Section 4 and Technical Assistance Grants

The most puzzling of HUD’s grant cancellations were for tens of millions of dollars in Section 4 contracts, which go toward capacity building and technical assistance for organizations building affordable housing.

Three organizations are explicitly mentioned as the only eligible recipients in the law establishing these funds: Enterprise Community Partners, Local Initiatives Support Corporation (LISC) and Habitat for Humanity. Yet both LISC and Enterprise were told that their Section 4 grants had been canceled in February, despite the statute.

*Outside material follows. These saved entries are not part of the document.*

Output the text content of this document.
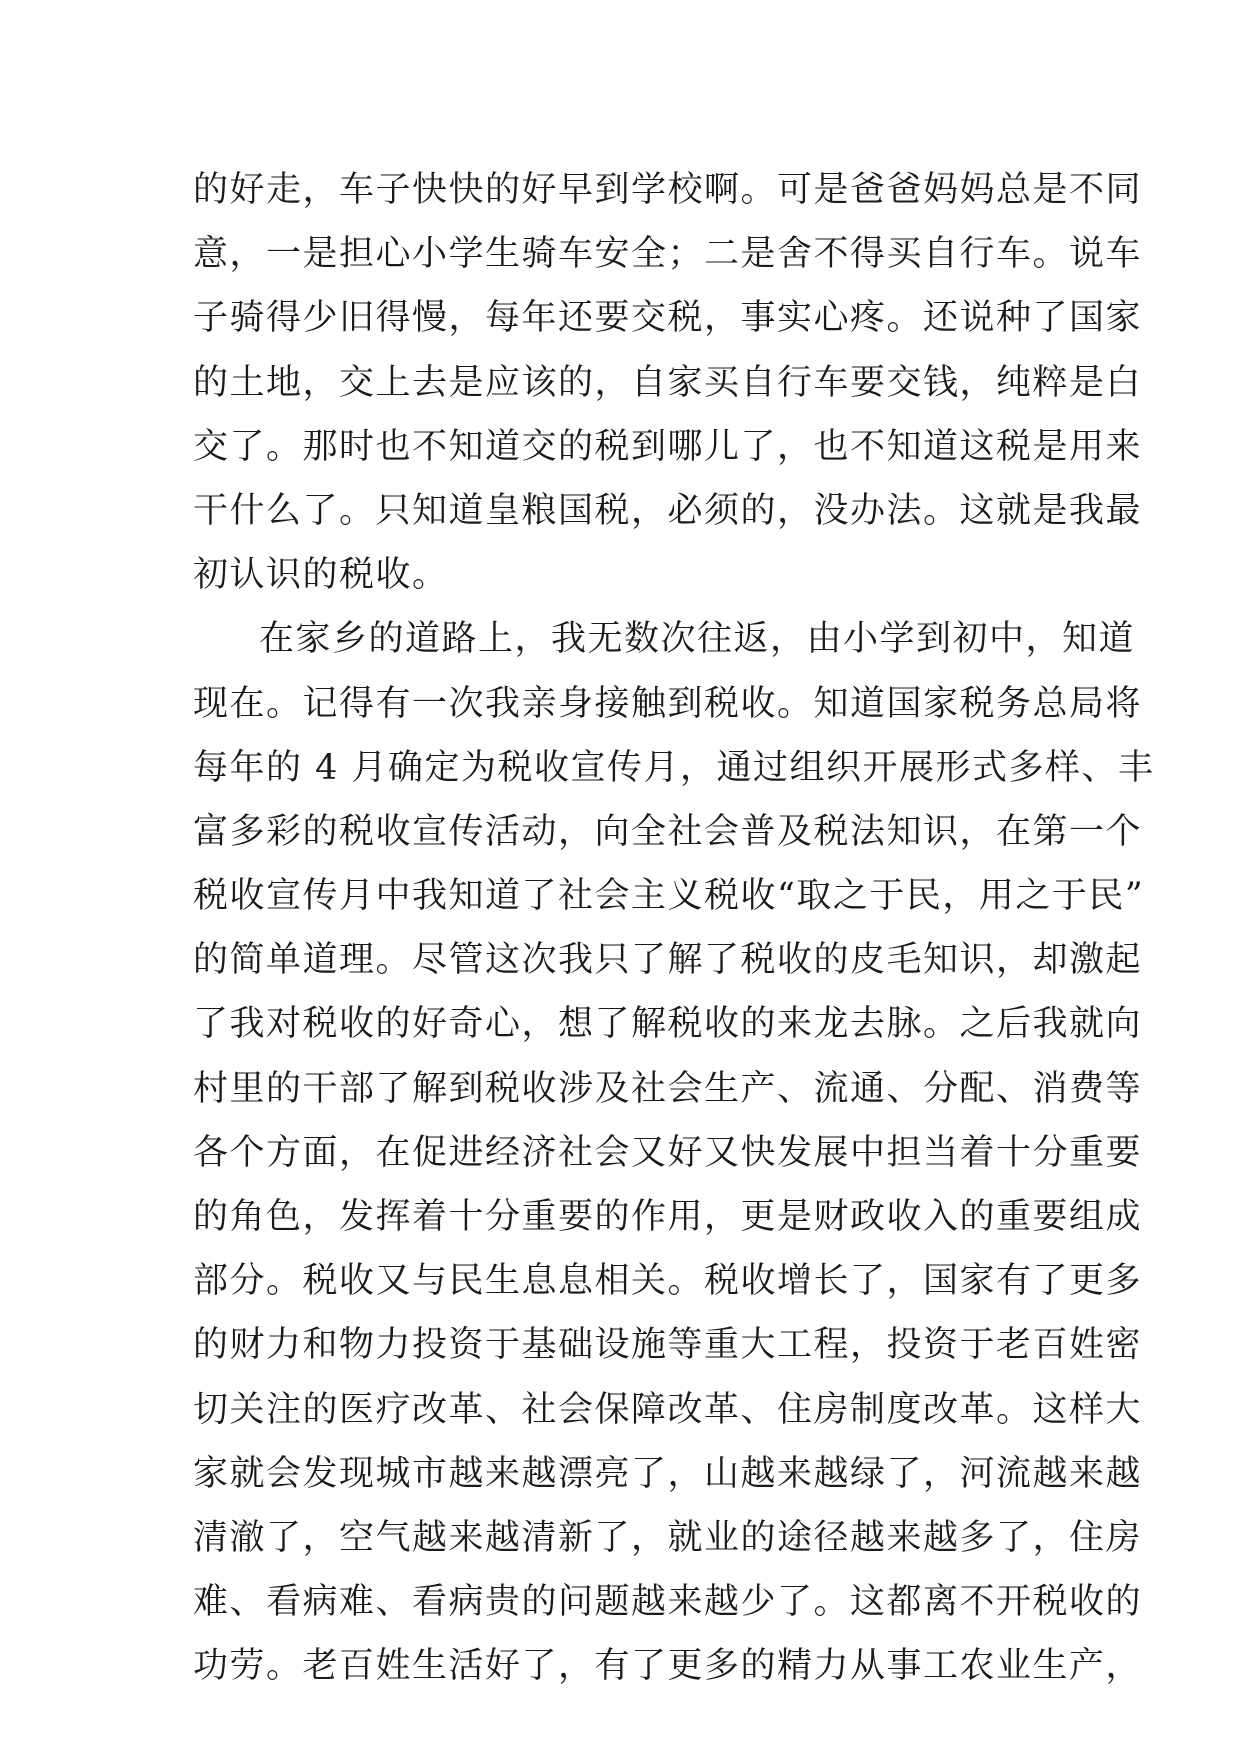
的好走，车子快快的好早到学校啊。可是爸爸妈妈总是不同
意，一是担心小学生骑车安全；二是舍不得买自行车。说车
子骑得少旧得慢，每年还要交税，事实心疼。还说种了国家
的土地，交上去是应该的，自家买自行车要交钱，纯粹是白
交了。那时也不知道交的税到哪儿了，也不知道这税是用来
干什么了。只知道皇粮国税，必须的，没办法。这就是我最
初认识的税收。
在家乡的道路上，我无数次往返，由小学到初中，知道
现在。记得有一次我亲身接触到税收。知道国家税务总局将
每年的 4 月确定为税收宣传月，通过组织开展形式多样、丰
富多彩的税收宣传活动，向全社会普及税法知识，在第一个
税收宣传月中我知道了社会主义税收“取之于民，用之于民”
的简单道理。尽管这次我只了解了税收的皮毛知识，却激起
了我对税收的好奇心，想了解税收的来龙去脉。之后我就向
村里的干部了解到税收涉及社会生产、流通、分配、消费等
各个方面，在促进经济社会又好又快发展中担当着十分重要
的角色，发挥着十分重要的作用，更是财政收入的重要组成
部分。税收又与民生息息相关。税收增长了，国家有了更多
的财力和物力投资于基础设施等重大工程，投资于老百姓密
切关注的医疗改革、社会保障改革、住房制度改革。这样大
家就会发现城市越来越漂亮了，山越来越绿了，河流越来越
清澈了，空气越来越清新了，就业的途径越来越多了，住房
难、看病难、看病贵的问题越来越少了。这都离不开税收的
功劳。老百姓生活好了，有了更多的精力从事工农业生产，
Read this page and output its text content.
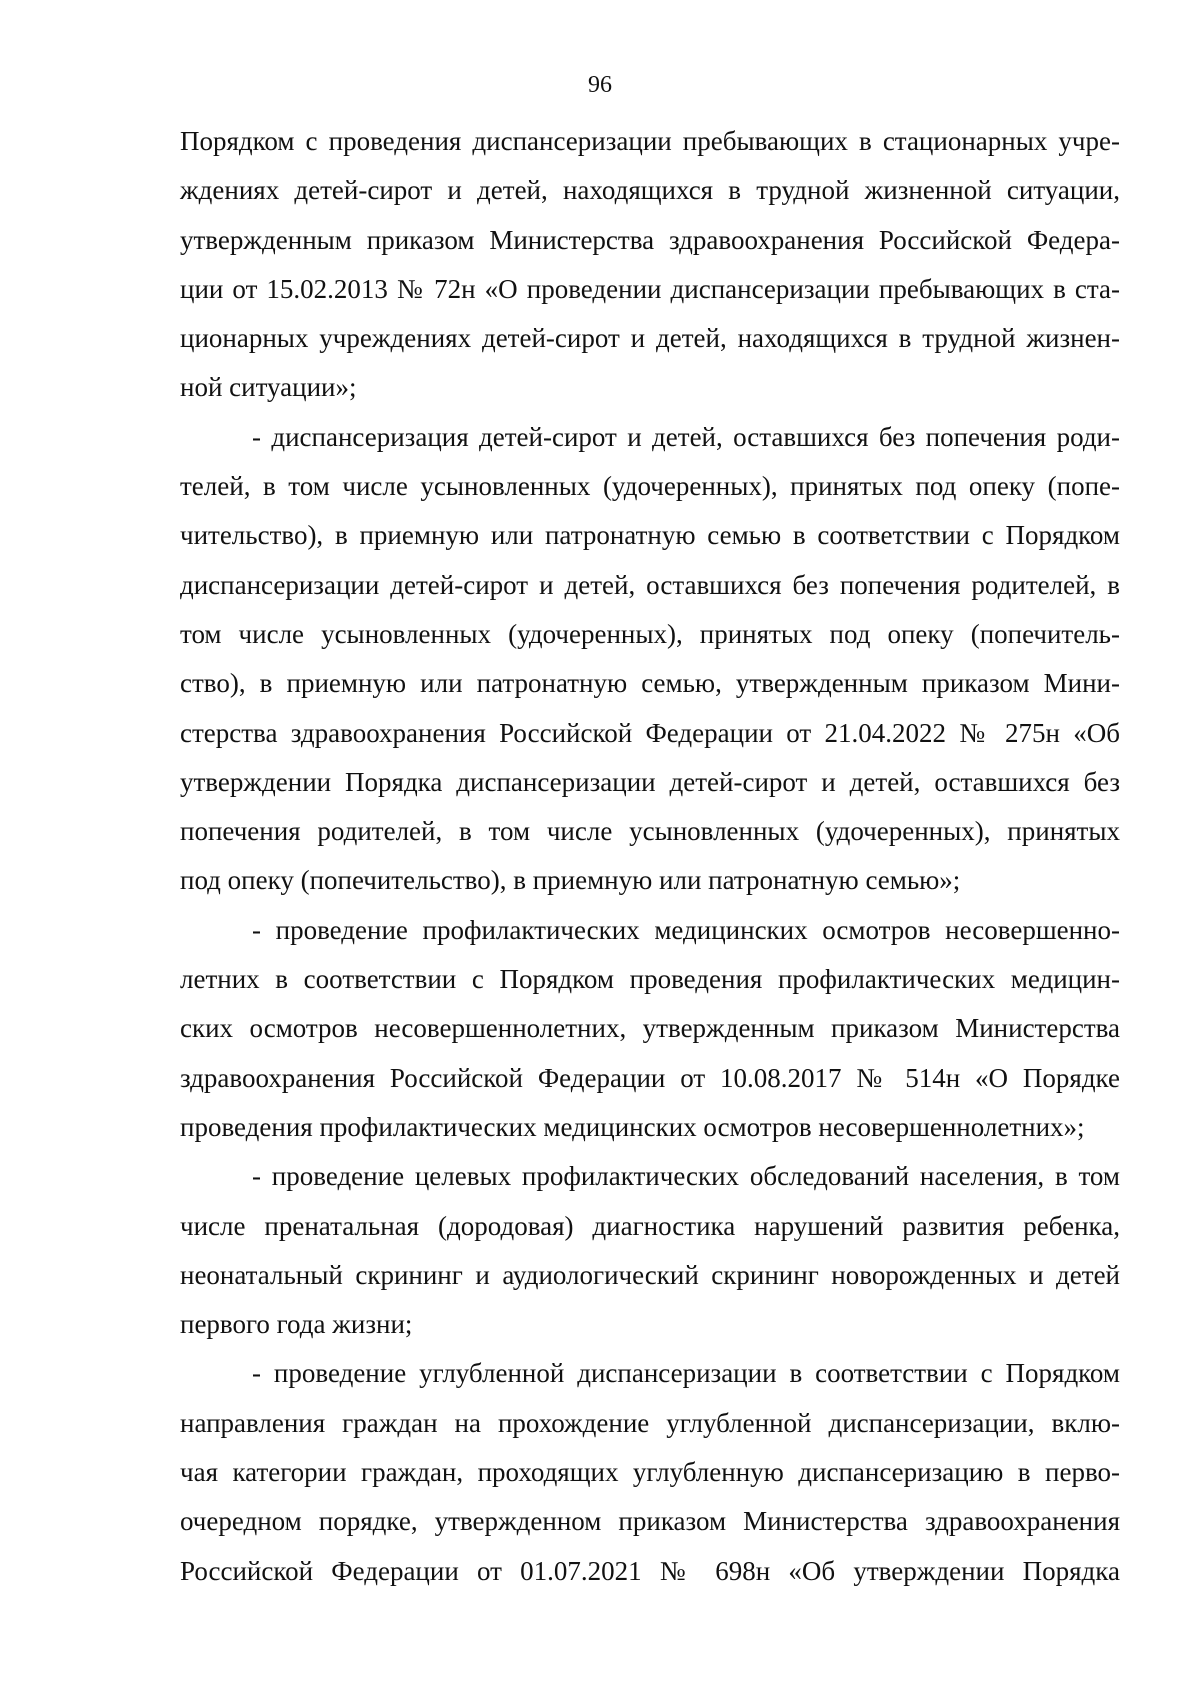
96
Порядком с проведения диспансеризации пребывающих в стационарных учре-
ждениях детей-сирот и детей, находящихся в трудной жизненной ситуации,
утвержденным приказом Министерства здравоохранения Российской Федера-
ции от 15.02.2013 № 72н «О проведении диспансеризации пребывающих в ста-
ционарных учреждениях детей-сирот и детей, находящихся в трудной жизнен-
ной ситуации»;
- диспансеризация детей-сирот и детей, оставшихся без попечения роди-
телей, в том числе усыновленных (удочеренных), принятых под опеку (попе-
чительство), в приемную или патронатную семью в соответствии с Порядком
диспансеризации детей-сирот и детей, оставшихся без попечения родителей, в
том числе усыновленных (удочеренных), принятых под опеку (попечитель-
ство), в приемную или патронатную семью, утвержденным приказом Мини-
стерства здравоохранения Российской Федерации от 21.04.2022 № 275н «Об
утверждении Порядка диспансеризации детей-сирот и детей, оставшихся без
попечения родителей, в том числе усыновленных (удочеренных), принятых
под опеку (попечительство), в приемную или патронатную семью»;
- проведение профилактических медицинских осмотров несовершенно-
летних в соответствии с Порядком проведения профилактических медицин-
ских осмотров несовершеннолетних, утвержденным приказом Министерства
здравоохранения Российской Федерации от 10.08.2017 № 514н «О Порядке
проведения профилактических медицинских осмотров несовершеннолетних»;
- проведение целевых профилактических обследований населения, в том
числе пренатальная (дородовая) диагностика нарушений развития ребенка,
неонатальный скрининг и аудиологический скрининг новорожденных и детей
первого года жизни;
- проведение углубленной диспансеризации в соответствии с Порядком
направления граждан на прохождение углубленной диспансеризации, вклю-
чая категории граждан, проходящих углубленную диспансеризацию в перво-
очередном порядке, утвержденном приказом Министерства здравоохранения
Российской Федерации от 01.07.2021 № 698н «Об утверждении Порядка
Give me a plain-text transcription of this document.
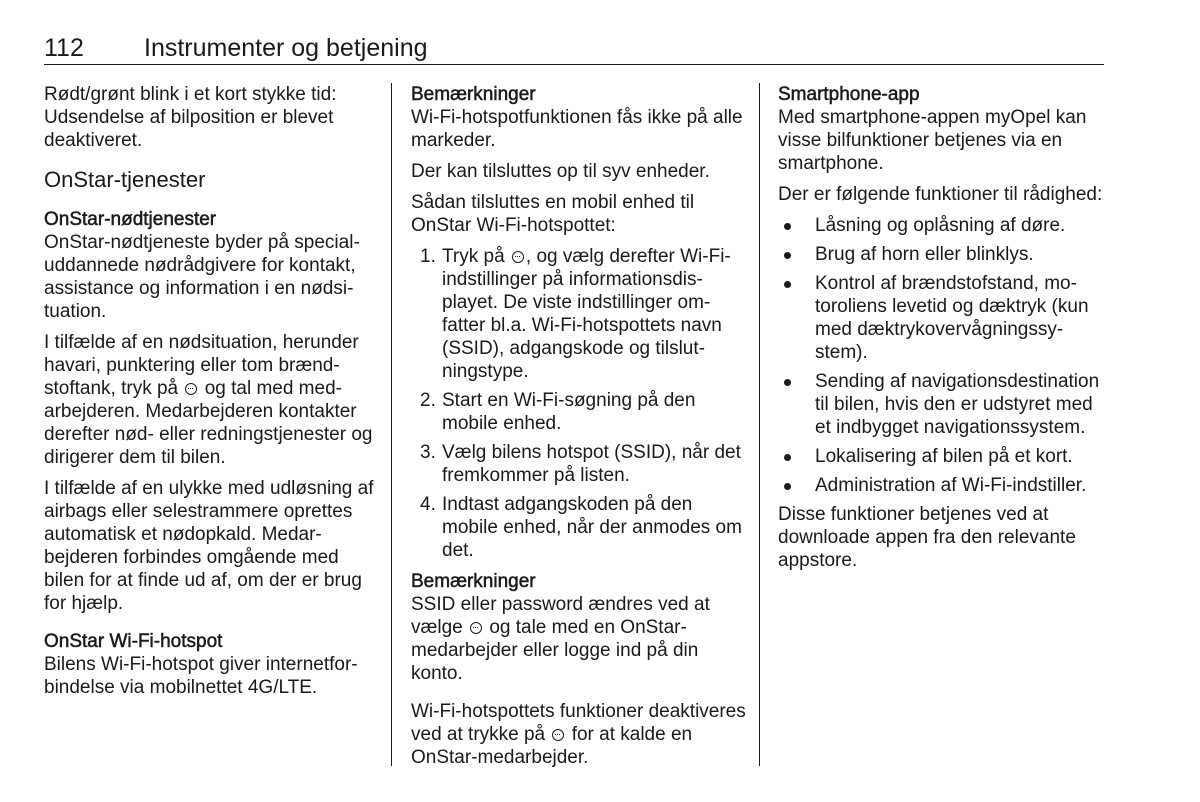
112 Instrumenter og betjening

Rødt/grønt blink i et kort stykke tid: Udsendelse af bilposition er blevet deaktiveret.

OnStar-tjenester
OnStar-nødtjenester

OnStar-nødtjeneste byder på specialuddannede nødrådgivere for kontakt, assistance og information i en nødsituation.

I tilfælde af en nødsituation, herunder havari, punktering eller tom brændstoftank, tryk på og tal med medarbejderen. Medarbejderen kontakter derefter nød- eller redningstjenester og dirigerer dem til bilen.

I tilfælde af en ulykke med udløsning af airbags eller selestrammere oprettes automatisk et nødopkald. Medarbejderen forbindes omgående med bilen for at finde ud af, om der er brug for hjælp.

OnStar Wi-Fi-hotspot

Bilens Wi-Fi-hotspot giver internetforbindelse via mobilnettet 4G/LTE.

Bemærkninger

Wi-Fi-hotspotfunktionen fås ikke på alle markeder.

Der kan tilsluttes op til syv enheder.

Sådan tilsluttes en mobil enhed til OnStar Wi-Fi-hotspottet:

1. Tryk på , og vælg derefter Wi-Fi-indstillinger på informationsdisplayet. De viste indstillinger omfatter bl.a. Wi-Fi-hotspottets navn (SSID), adgangskode og tilslutningstype.
2. Start en Wi-Fi-søgning på den mobile enhed.
3. Vælg bilens hotspot (SSID), når det fremkommer på listen.
4. Indtast adgangskoden på den mobile enhed, når der anmodes om det.
Bemærkninger

SSID eller password ændres ved at vælge og tale med en OnStar-medarbejder eller logge ind på din konto.

Wi-Fi-hotspottets funktioner deaktiveres ved at trykke på for at kalde en OnStar-medarbejder.

Smartphone-app

Med smartphone-appen myOpel kan visse bilfunktioner betjenes via en smartphone.

Der er følgende funktioner til rådighed:

Låsning og oplåsning af døre.
Brug af horn eller blinklys.
Kontrol af brændstofstand, motoroliens levetid og dæktryk (kun med dæktrykovervågningssystem).
Sending af navigationsdestination til bilen, hvis den er udstyret med et indbygget navigationssystem.
Lokalisering af bilen på et kort.
Administration af Wi-Fi-indstiller.

Disse funktioner betjenes ved at downloade appen fra den relevante appstore.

After Enterprise and LISC appealed HUD’s decision, HUD reversed the cuts for both organizations in early April. Enterprise also saw the restoration of $10 million in Community Compass technical assistance grants, which provide know-how, legal expertise, and administrative support to organizations addressing housing and homelessness. Enterprise was one of eight organizations that saw these grants canceled in February.

Climate Funding

In March, Shelterforce covered the administration’s announcement that it would cancel $20 billion of Greenhouse Gas Reduction Fund grants awarded during the Biden administration. The funding is dedicated for maintenance and new construction of affordable housing stock, among other needs. A judge later blocked the EPA from reclaiming climate grants deposited in Citibank, according to Politico. But it did not allow the three nonprofits that were set to receive those grants to withdraw the funds, either. On April 15, a judge ordered Citibank to make the funds available to the nonprofits, but the EPA appealed and the funding was frozen once again. The case is ongoing; an appeals hearing is scheduled for May 19. According to Brooke Durham, a spokesperson for grantee Climate United, projects have been stalled and grantees have laid off staff and reduced salaries. “There are big concerns around our ability to operate in the future if we don’t get some kind of financial relief soon,” Durham said in an email.

Continuum of Care

Shelterforce/Next City reported in February and March on delays in distributing federal homelessness grant award letters, which had led one permanent supportive housing provider we spoke to, Family Tree, to alert its formerly homeless tenants that the organization would no longer be paying their rent. Those grantees have begun receiving their award letters—including Family Tree, which says it will continue to pay rent on its supportive housing units.

A spokesperson for the National Alliance to End Homelessness (NAEH) wrote in an email that, “While grantees are glad to see their grant agreements, there are new provisions added to the FY2024 grant agreements that are creating confusion and concern.”

Shelterforce/Next City viewed a copy of the new boilerplate grant agreement that grantees have been receiving. It says grants must comply with all executive orders and explicitly says that grantees should not use funds to “promote ‘gender ideology’” referencing an anti-trans executive order by the Trump administration that defines gender exclusively as sex assigned at birth.

“How and to what extent they change requirements or create new legal requirements for grantees is not entirely clear,” the NAEH told Shelterforce/Next City in a statement, adding that grantees should seek legal counsel.

The new requirements also say that the funds must be used in line with immigration restrictions, and that the money cannot be used in a way that facilitates or promotes “illegal immigration.” It also includes a requirement that any example of waste, fraud or abuse be reported to the HUD Office of Inspector General along with a phone number.

Eight jurisdictions—including King County in Washington, New York City, San Francisco, Boston, and Columbus—filed a lawsuit against HUD and the Federal Transit Administration in district court alleging that new requirements appended to Continuum of Care and public transit grants are illegal, HousingWire reports. 

With so many recipients of federal housing grants affected by the Trump administration’s cuts and funding freezes, more points of legal confrontation are inevitable.